Most people don’t join an organisation planning to disengage, avoid responsibility, or deliver mediocre results. They arrive motivated, hopeful, and eager to contribute. Yet over time, the same person can become energised and innovative in one company while appearing withdrawn and disconnected in another.
What changed? Not the individual, it was the culture.
Culture Shapes Behaviour
Culture is often described as “the way we do things around here,” but I believe it’s more than that.
Culture is the collection of experiences employees have every day. It’s how decisions are made, how people are treated, what gets recognised, what gets ignored, and how leaders respond when things go wrong.
When employees consistently experience trust, clarity, recognition, and purpose, they tend to perform at their best.
When they experience confusion, inconsistency, poor communication, or a lack of appreciation, engagement naturally declines.
People respond to the environment around them.
The Leadership Multiplier
Leaders often underestimate the impact they have on culture.
Every interaction sends a signal.
- Do leaders listen?
- Do they follow through on commitments?
- Do they encourage collaboration?
- Do they recognise effort and achievement?
- Do they create psychological safety for people to speak up?
Employees notice these things far more than they notice mission statements on office walls.
Culture is not what leaders say, it’s what employees experience.
Systems Matter Too
Even the most inspiring leaders can struggle if organisational systems are working against them.
Consider two organisations with equally talented people:
- In one, employees understand priorities, receive regular feedback, have opportunities to grow, and see how their work contributes to success.
- In the other, objectives constantly change, communication is inconsistent, and achievements go unnoticed.
Which organisation is more likely to build a positive culture?
The difference isn’t employee motivation. It’s the systems and structures that either enable or hinder performance.
Measuring What Matters
One of the biggest mistakes organisations make is assuming they know what employees are experiencing.
Culture isn’t defined by leadership perception, it’s defined by employee reality and yet without meaningful culture measurement, leaders are often making decisions based on assumptions rather than evidence.

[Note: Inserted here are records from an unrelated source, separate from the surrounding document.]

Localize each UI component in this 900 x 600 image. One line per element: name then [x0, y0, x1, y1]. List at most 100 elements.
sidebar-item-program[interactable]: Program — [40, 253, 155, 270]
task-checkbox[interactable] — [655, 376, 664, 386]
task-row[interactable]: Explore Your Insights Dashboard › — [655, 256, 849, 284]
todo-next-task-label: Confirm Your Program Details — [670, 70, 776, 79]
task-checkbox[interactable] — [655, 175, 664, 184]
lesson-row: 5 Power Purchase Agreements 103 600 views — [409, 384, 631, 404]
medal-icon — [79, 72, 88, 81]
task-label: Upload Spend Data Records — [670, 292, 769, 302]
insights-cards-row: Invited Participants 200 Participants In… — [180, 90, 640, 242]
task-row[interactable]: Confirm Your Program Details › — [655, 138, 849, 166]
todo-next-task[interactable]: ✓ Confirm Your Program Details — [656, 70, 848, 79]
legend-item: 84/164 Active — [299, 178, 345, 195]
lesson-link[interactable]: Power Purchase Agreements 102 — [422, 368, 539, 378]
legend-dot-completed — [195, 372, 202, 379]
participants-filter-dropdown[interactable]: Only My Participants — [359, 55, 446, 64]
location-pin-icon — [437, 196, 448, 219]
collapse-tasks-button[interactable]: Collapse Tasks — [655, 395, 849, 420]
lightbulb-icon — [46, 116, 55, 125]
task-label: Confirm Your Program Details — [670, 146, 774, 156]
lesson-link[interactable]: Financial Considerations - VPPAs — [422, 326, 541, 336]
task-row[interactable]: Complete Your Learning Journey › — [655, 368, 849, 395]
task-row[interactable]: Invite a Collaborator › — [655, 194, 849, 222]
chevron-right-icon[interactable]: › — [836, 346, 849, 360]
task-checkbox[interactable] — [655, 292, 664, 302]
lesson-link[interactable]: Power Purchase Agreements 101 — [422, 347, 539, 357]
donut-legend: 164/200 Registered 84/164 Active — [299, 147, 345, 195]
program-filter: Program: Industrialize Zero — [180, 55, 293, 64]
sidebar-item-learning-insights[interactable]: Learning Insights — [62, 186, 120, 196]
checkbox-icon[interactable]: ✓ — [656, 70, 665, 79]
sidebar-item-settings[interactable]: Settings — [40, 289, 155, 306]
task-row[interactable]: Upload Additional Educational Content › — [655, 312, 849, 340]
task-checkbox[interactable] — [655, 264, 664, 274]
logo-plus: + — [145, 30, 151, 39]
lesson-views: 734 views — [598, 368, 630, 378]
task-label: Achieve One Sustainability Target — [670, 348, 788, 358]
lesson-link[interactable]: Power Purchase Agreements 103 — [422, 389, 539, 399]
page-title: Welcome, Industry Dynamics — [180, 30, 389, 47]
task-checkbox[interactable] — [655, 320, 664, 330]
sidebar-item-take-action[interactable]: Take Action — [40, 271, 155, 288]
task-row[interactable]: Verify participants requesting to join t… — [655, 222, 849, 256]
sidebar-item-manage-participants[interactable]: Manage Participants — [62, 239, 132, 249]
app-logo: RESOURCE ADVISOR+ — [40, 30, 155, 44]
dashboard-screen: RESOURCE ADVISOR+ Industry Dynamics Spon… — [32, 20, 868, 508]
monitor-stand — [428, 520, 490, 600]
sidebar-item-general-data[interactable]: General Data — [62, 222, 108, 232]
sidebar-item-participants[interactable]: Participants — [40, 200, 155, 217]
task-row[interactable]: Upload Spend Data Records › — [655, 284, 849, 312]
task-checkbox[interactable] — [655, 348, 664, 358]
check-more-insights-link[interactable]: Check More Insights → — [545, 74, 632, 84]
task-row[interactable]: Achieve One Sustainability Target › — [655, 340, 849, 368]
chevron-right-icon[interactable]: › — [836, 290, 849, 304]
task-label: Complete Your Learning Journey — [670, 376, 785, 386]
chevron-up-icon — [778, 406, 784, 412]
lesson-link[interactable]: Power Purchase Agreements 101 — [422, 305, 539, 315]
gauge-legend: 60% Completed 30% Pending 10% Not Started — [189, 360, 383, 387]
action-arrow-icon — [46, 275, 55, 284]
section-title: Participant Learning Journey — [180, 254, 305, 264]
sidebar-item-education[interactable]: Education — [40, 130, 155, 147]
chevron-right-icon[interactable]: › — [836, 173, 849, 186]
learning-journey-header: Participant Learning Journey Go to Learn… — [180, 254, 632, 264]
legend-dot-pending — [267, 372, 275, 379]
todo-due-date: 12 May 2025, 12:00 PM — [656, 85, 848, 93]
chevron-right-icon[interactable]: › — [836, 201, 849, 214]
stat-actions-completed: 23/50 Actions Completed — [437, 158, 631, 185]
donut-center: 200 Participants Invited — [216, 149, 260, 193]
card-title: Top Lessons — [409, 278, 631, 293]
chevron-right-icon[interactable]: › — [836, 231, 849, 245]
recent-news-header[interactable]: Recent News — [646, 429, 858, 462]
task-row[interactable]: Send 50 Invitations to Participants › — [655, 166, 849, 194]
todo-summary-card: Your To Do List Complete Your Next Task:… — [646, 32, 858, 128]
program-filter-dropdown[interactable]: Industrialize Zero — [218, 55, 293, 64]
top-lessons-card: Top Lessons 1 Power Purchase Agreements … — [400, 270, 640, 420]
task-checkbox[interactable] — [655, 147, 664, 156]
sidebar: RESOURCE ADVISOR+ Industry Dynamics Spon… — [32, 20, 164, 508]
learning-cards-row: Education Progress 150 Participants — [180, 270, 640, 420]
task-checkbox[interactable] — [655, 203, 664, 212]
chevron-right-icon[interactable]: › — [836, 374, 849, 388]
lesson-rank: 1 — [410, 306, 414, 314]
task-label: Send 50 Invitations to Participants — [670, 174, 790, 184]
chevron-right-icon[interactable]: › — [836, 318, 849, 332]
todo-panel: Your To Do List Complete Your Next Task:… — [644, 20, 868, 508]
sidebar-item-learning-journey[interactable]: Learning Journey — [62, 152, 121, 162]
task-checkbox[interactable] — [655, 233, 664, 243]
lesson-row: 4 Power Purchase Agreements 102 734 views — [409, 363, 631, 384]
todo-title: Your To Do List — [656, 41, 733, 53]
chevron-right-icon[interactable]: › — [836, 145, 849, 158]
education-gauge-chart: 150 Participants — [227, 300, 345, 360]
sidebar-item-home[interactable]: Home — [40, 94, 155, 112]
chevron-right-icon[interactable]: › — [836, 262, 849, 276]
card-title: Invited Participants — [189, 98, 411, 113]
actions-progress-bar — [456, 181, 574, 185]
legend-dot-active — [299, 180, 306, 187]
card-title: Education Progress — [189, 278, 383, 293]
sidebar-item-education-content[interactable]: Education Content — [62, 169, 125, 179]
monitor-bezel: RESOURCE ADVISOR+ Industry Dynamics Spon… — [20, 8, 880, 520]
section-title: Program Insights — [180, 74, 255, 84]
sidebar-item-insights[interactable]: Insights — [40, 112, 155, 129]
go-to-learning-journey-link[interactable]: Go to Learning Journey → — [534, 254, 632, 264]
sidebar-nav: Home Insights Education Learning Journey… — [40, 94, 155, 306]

The organisations that build strong cultures are those that listen consistently, understand what their people are experiencing, and take action based on what they learn.
The Takeaway
Most employees don’t wake up thinking about how little they can contribute. Most employees want to succeed, they want to belong, they want to know their efforts matter.
The question isn’t whether people are motivated, it’s whether the culture around them allows that motivation to flourish.
Great cultures don’t happen because organisations hire better people, they happen because businesses create environments where good people can do their best work and that’s a leadership responsibility that can never be delegated.